News
at The Chicago Public Education Fund
Mike Sanders, Development/Communications Director
(312) 558-4520

December 8 , 2002

Reading experts turn teachers into students
from the Chicago Tribune

CHICAGO—The lesson in Sandra Bruce’s class on this particular day is reading comprehension, but she is not the one teaching it, and the lesson is not aimed at her 5th and 6th graders.

It’s aimed at her.

As the teacher sat among her pupils at Medill Elementary School on Chicago’s Southwest Side, reading specialist Geraldine Woolfolk took over the class, “modeling” an exercise for Bruce’s benefit.

Sending 232 reading specialists into Chicago’s lowest-performing public schools is the cornerstone on which schools chief Arne Duncan is building his education plan.

It’s also part of an effort to turn around the system’s troubled professional development programs, which a recently released audit strongly criticized.

The study found that the schools “lack standards for instructional quality” and that the results from the system’s professional development programs “are unclear and highly variable.”

In addition, a large chunk of the schools’ $123 million professional development budget—about $55.7 million—is spent on eight teacher development and institute days. One of those training days in Staff Appreciation Day, a day off for teachers, administrators and students.

The audit, spearheaded by The Chicago Public Education Fund, took 18 months to complete and was begun under former schools chief Paul Vallas. Officials from Duncan’s office, however, say they were making significant changes in the department before the audit came out last August.

For example, numerous reading programs have “all disappeared,” according to Chief Education Officer Barbara Eason-Watkins. They are now aligned under the Chicago Reading Initiative, which is being lauded by the educational community as a worthwhile investment.

That initiative includes the reading specialists, who have been working for more than a year with teachers in schools that need the extra boost to improve their test scores and reading literacy. The coaches all have master’s degrees and training in the latest methods for teaching phonics and fluency.

Math and science are also expected to get more attention under an initiative that will be unveiled later in the school year, Eason-Watkins said.

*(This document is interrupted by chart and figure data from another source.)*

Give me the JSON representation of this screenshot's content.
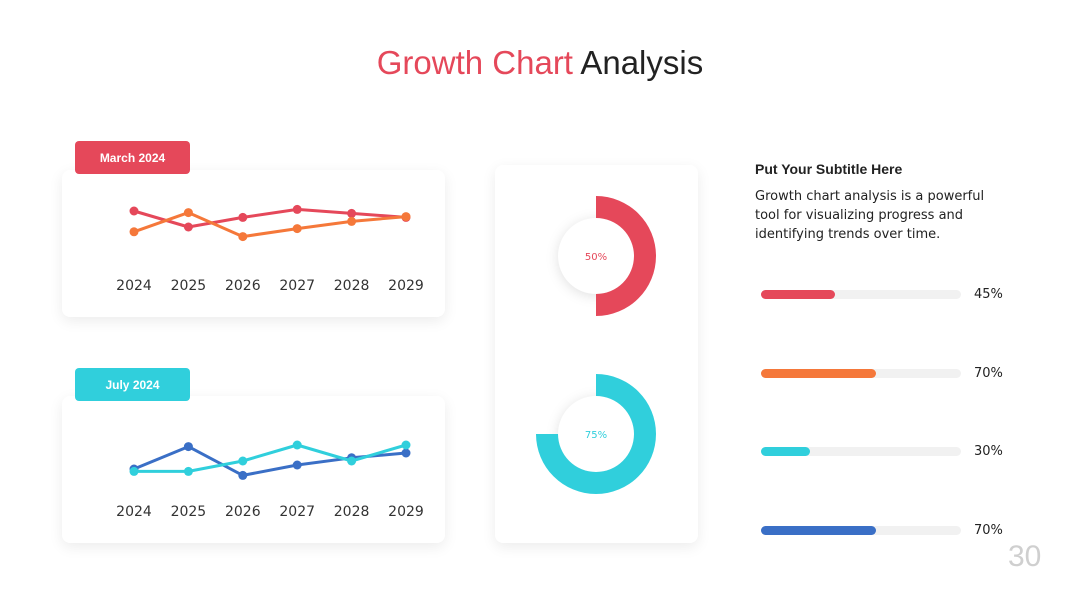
{
  "title": {
    "accent": "Growth Chart",
    "rest": "Analysis"
  },
  "page_number": "30",
  "side": {
    "subtitle": "Put Your Subtitle Here",
    "description": "Growth chart analysis is a powerful tool for visualizing progress and identifying trends over time."
  },
  "colors": {
    "red": "#e5485a",
    "orange": "#f5783a",
    "cyan": "#30cfdc",
    "blue": "#3a6fc6"
  },
  "chart_data": [
    {
      "type": "line",
      "label": "March 2024",
      "categories": [
        "2024",
        "2025",
        "2026",
        "2027",
        "2028",
        "2029"
      ],
      "series": [
        {
          "color": "#e5485a",
          "values": [
            80,
            60,
            72,
            82,
            77,
            72
          ]
        },
        {
          "color": "#f5783a",
          "values": [
            54,
            78,
            48,
            58,
            67,
            73
          ]
        }
      ],
      "ylim": [
        0,
        100
      ]
    },
    {
      "type": "line",
      "label": "July 2024",
      "categories": [
        "2024",
        "2025",
        "2026",
        "2027",
        "2028",
        "2029"
      ],
      "series": [
        {
          "color": "#3a6fc6",
          "values": [
            40,
            68,
            32,
            45,
            54,
            60
          ]
        },
        {
          "color": "#30cfdc",
          "values": [
            37,
            37,
            50,
            70,
            50,
            70
          ]
        }
      ],
      "ylim": [
        0,
        100
      ]
    },
    {
      "type": "pie",
      "label": "50%",
      "value": 50,
      "color": "#e5485a"
    },
    {
      "type": "pie",
      "label": "75%",
      "value": 75,
      "color": "#30cfdc"
    },
    {
      "type": "bar",
      "orientation": "horizontal",
      "values": [
        45,
        70,
        30,
        70
      ],
      "labels": [
        "45%",
        "70%",
        "30%",
        "70%"
      ],
      "colors": [
        "#e5485a",
        "#f5783a",
        "#30cfdc",
        "#3a6fc6"
      ],
      "xlim": [
        0,
        100
      ]
    }
  ]
}
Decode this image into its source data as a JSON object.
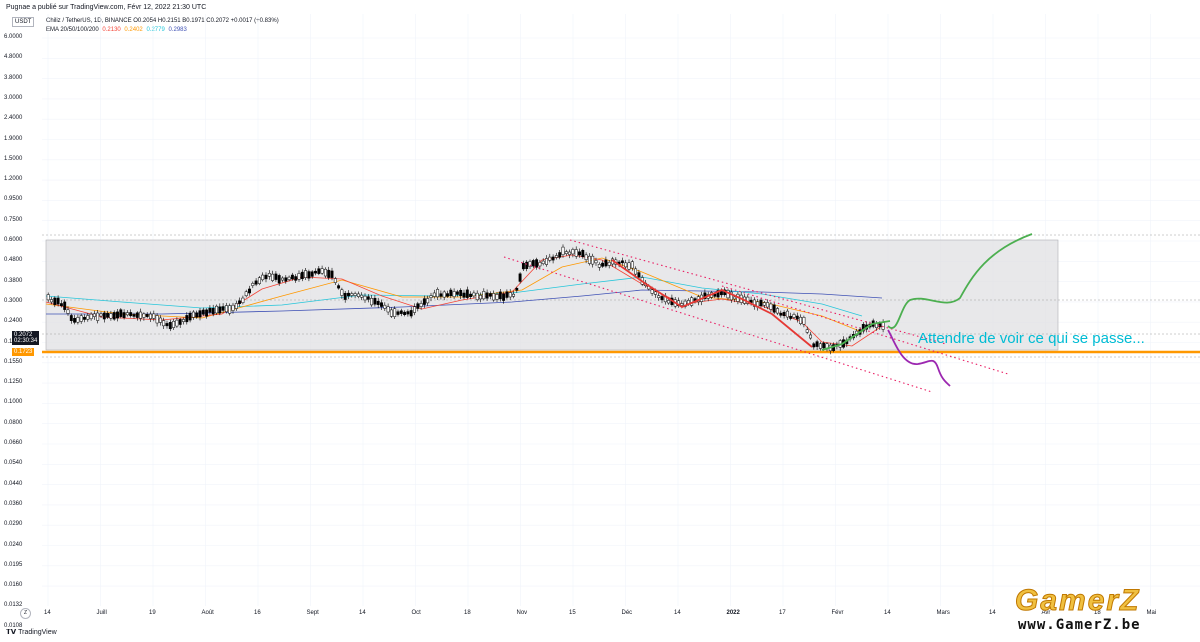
{
  "header": {
    "published_line": "Pugnae a publié sur TradingView.com, Févr 12, 2022 21:30 UTC"
  },
  "legend": {
    "symbol_line": "Chiliz / TetherUS, 1D, BINANCE  O0.2054  H0.2151  B0.1971  C0.2072  +0.0017 (+0.83%)",
    "ema_label": "EMA 20/50/100/200",
    "ema_values": [
      "0.2130",
      "0.2402",
      "0.2779",
      "0.2983"
    ],
    "ema_colors": [
      "#f44336",
      "#ff9800",
      "#26c6da",
      "#3f51b5"
    ]
  },
  "price_axis": {
    "currency": "USDT",
    "labels": [
      "6.0000",
      "4.8000",
      "3.8000",
      "3.0000",
      "2.4000",
      "1.9000",
      "1.5000",
      "1.2000",
      "0.9500",
      "0.7500",
      "0.6000",
      "0.4800",
      "0.3800",
      "0.3000",
      "0.2400",
      "0.1950",
      "0.1550",
      "0.1250",
      "0.1000",
      "0.0800",
      "0.0660",
      "0.0540",
      "0.0440",
      "0.0360",
      "0.0290",
      "0.0240",
      "0.0195",
      "0.0160",
      "0.0132",
      "0.0108"
    ],
    "current_price": "0.2072",
    "countdown": "02:30:34",
    "support_price": "0.1723"
  },
  "time_axis": {
    "labels": [
      "14",
      "Juill",
      "19",
      "Août",
      "16",
      "Sept",
      "14",
      "Oct",
      "18",
      "Nov",
      "15",
      "Déc",
      "14",
      "2022",
      "17",
      "Févr",
      "14",
      "Mars",
      "14",
      "Avr",
      "18",
      "Mai"
    ]
  },
  "annotation": {
    "text": "Attendre de voir ce qui se passe...",
    "color": "#00bcd4"
  },
  "footer": {
    "brand": "TradingView",
    "zoom_button": "Z"
  },
  "watermark": {
    "logo": "GamerZ",
    "url": "www.GamerZ.be"
  },
  "colors": {
    "support_line": "#ff9800",
    "bullish_path": "#4caf50",
    "bearish_path": "#9c27b0",
    "trend_lines": "#e91e63",
    "range_box": "#e0e0e3"
  }
}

School officials also hope a new, streamlined accountability plan will help teachers and schools understand better the district’s expectations for achievement.

Changes to the eight professional development days are in the works as well, according to director Al Bertani.

“The findings suggest we ought to look at those days more carefully and that we also ought to look at the time devoted to those days and see if we could use them more creatively,” Bertani said. “We are in the process of evaluating all that.”

Deborah Lynch, president of the Chicago Teachers Union, said professional development had not been a priority in the past. Lynch, who helped on the study, said teachers were subjected to professional development instead of involved in the process.

“There is much that goes by the name of professional development that is not very helpful, and part of the reason might be that somebody else decided what those teachers need as opposed to the teachers themselves,” Lynch said.

The Chicago school reading initiative was designed by Tim Shanahan, a University for Illinois at Chicago education professor who no longer works for the district. He said many teachers, although knowledgeable and experienced, may not have had the opportunity to keep up with training and new methods.

The reading specialists “do demonstrations in the classroom, co-plan lessons—but it’s not just one activity,” Shanahan said. “What it comes down to is . . . really trying to teach teachers to teach more effectively.”